Leicht manipulierbare Wahlsoftware bei der Bundestagswahl, nur von 9-16h „geöffnete“ behördliche online-Services, ein Ministerialbeamter, der ein Grußwort zu einer Industrie4.0-Konferenz hält und dabei von der „Tablette“ statt vom „tablet“ berichtet, ein Verband junger Unternehmer, dessen Satzung vorsieht, dass der Bundesvorstand nur dann beschlussfähig ist, wenn seine Mitglieder physisch vor Ort sind, schwäbische hidden champions, die die Digitalisierung ihres eigenen Unternehmens an einen externen Dienstleister vergeben wollen… Solange diese meine Beobachtungen und folgende nicht abreißen, habe ich selbst keine Angst vor der Digitalisierung.

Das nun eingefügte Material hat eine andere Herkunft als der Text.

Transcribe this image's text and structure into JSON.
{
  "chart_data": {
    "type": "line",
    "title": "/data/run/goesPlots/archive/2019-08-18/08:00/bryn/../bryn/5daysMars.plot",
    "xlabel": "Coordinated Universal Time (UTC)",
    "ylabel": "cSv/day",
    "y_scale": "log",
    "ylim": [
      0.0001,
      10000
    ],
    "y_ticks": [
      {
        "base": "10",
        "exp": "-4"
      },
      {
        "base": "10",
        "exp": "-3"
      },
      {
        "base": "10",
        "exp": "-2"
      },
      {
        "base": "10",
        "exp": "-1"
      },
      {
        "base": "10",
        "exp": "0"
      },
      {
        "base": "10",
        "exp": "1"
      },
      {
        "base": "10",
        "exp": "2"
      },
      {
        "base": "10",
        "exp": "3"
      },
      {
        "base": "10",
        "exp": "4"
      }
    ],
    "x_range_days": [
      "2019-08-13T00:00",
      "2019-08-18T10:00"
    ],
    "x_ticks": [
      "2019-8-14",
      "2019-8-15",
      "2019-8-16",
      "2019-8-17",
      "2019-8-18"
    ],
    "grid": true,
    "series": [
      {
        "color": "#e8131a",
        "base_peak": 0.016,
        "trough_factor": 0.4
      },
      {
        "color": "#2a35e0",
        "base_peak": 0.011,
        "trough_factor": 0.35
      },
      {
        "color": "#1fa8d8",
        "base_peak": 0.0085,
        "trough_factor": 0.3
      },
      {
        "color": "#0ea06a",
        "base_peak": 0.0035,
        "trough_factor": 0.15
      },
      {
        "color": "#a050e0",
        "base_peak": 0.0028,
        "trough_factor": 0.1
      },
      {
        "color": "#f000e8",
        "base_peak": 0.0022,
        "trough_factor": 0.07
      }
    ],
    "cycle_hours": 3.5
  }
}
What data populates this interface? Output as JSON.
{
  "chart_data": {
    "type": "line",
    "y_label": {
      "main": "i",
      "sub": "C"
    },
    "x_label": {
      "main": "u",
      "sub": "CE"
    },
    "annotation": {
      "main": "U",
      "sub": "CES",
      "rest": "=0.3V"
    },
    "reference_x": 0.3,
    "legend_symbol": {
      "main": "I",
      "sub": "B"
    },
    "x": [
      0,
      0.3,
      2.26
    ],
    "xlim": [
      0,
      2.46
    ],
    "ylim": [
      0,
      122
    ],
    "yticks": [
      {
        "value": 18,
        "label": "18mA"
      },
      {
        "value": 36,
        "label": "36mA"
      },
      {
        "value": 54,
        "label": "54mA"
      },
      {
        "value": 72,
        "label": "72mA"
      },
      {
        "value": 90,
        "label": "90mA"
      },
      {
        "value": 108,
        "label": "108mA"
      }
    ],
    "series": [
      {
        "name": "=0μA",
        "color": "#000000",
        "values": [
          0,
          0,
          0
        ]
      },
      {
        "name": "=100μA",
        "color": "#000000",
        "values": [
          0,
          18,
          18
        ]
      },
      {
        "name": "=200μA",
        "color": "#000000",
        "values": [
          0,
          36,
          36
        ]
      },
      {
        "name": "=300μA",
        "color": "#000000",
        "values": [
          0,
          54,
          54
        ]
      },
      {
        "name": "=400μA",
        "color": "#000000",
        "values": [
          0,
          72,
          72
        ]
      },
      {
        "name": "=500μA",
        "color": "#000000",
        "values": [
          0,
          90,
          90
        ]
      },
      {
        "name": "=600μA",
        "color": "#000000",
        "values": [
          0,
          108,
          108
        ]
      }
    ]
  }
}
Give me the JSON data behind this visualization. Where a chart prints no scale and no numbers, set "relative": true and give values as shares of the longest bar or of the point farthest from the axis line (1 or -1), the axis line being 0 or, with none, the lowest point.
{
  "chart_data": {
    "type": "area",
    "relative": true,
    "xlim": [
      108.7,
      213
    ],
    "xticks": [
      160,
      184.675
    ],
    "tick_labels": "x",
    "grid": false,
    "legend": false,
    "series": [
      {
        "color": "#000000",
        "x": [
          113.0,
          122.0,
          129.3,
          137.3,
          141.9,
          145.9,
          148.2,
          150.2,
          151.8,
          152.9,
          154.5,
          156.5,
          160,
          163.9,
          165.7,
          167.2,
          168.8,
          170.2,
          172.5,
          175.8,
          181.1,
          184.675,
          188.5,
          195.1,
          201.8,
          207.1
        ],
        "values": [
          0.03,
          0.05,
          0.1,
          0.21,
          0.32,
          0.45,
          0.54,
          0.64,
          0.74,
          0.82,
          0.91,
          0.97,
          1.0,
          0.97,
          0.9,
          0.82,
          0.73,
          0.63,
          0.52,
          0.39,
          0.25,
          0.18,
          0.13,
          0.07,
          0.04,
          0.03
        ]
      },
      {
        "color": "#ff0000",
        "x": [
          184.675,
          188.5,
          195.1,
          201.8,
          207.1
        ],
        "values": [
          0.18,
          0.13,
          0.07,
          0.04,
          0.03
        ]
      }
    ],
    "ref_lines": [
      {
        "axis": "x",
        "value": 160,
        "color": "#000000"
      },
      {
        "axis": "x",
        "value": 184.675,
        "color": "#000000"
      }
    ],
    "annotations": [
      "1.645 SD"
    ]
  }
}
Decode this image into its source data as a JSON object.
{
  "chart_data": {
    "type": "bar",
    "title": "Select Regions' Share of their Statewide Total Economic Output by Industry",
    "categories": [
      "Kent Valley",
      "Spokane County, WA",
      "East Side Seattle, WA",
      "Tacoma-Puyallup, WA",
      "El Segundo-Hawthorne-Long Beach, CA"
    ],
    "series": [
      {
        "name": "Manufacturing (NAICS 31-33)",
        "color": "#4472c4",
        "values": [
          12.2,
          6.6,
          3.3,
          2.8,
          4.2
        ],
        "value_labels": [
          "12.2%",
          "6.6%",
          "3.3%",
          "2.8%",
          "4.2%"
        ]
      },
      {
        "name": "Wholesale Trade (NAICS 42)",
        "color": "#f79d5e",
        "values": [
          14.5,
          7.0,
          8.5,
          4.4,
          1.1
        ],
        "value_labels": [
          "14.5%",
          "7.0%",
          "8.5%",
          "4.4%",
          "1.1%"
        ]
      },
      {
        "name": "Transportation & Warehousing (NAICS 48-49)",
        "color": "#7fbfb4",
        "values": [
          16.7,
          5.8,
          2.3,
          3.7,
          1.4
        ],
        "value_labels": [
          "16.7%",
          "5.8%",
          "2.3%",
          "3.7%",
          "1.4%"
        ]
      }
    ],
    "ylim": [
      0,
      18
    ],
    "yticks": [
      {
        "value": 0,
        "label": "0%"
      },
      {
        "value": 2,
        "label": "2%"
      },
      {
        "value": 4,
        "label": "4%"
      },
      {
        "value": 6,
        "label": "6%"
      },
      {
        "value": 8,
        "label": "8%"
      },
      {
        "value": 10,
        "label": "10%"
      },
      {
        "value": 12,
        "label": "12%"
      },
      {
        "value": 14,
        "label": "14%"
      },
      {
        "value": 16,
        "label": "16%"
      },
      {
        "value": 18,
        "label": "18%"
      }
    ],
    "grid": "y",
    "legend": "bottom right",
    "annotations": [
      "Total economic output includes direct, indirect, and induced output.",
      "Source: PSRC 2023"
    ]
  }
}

Gleichzeitig steckt in dieser flächendeckenden Ahnungslosigkeit vielleicht das größte Risiko der digitalen Transformation überhaupt: Die mangelnde Vorbereitung darauf, wie sehr sie unsere Welt verändern wird.

Manches mag sich dabei als harmloser herausstellen, als zunächst gedacht: So wären wir Mitte der 90er Jahre wahrscheinlich alle Sturm gelaufen, hätte man uns gegenüber die Erwartung geäußert, auf verschiedenen Kanälen (Telefon, eMail, Kurznachrichten, soziale Netzwerke…) permanent erreichbar zu sein. Und heute machen wir das so freiwillig, dass manche Unternehmen beginnen, ihre Mitarbeiter und Führungskräfte schon wieder schützend davon abzuhalten.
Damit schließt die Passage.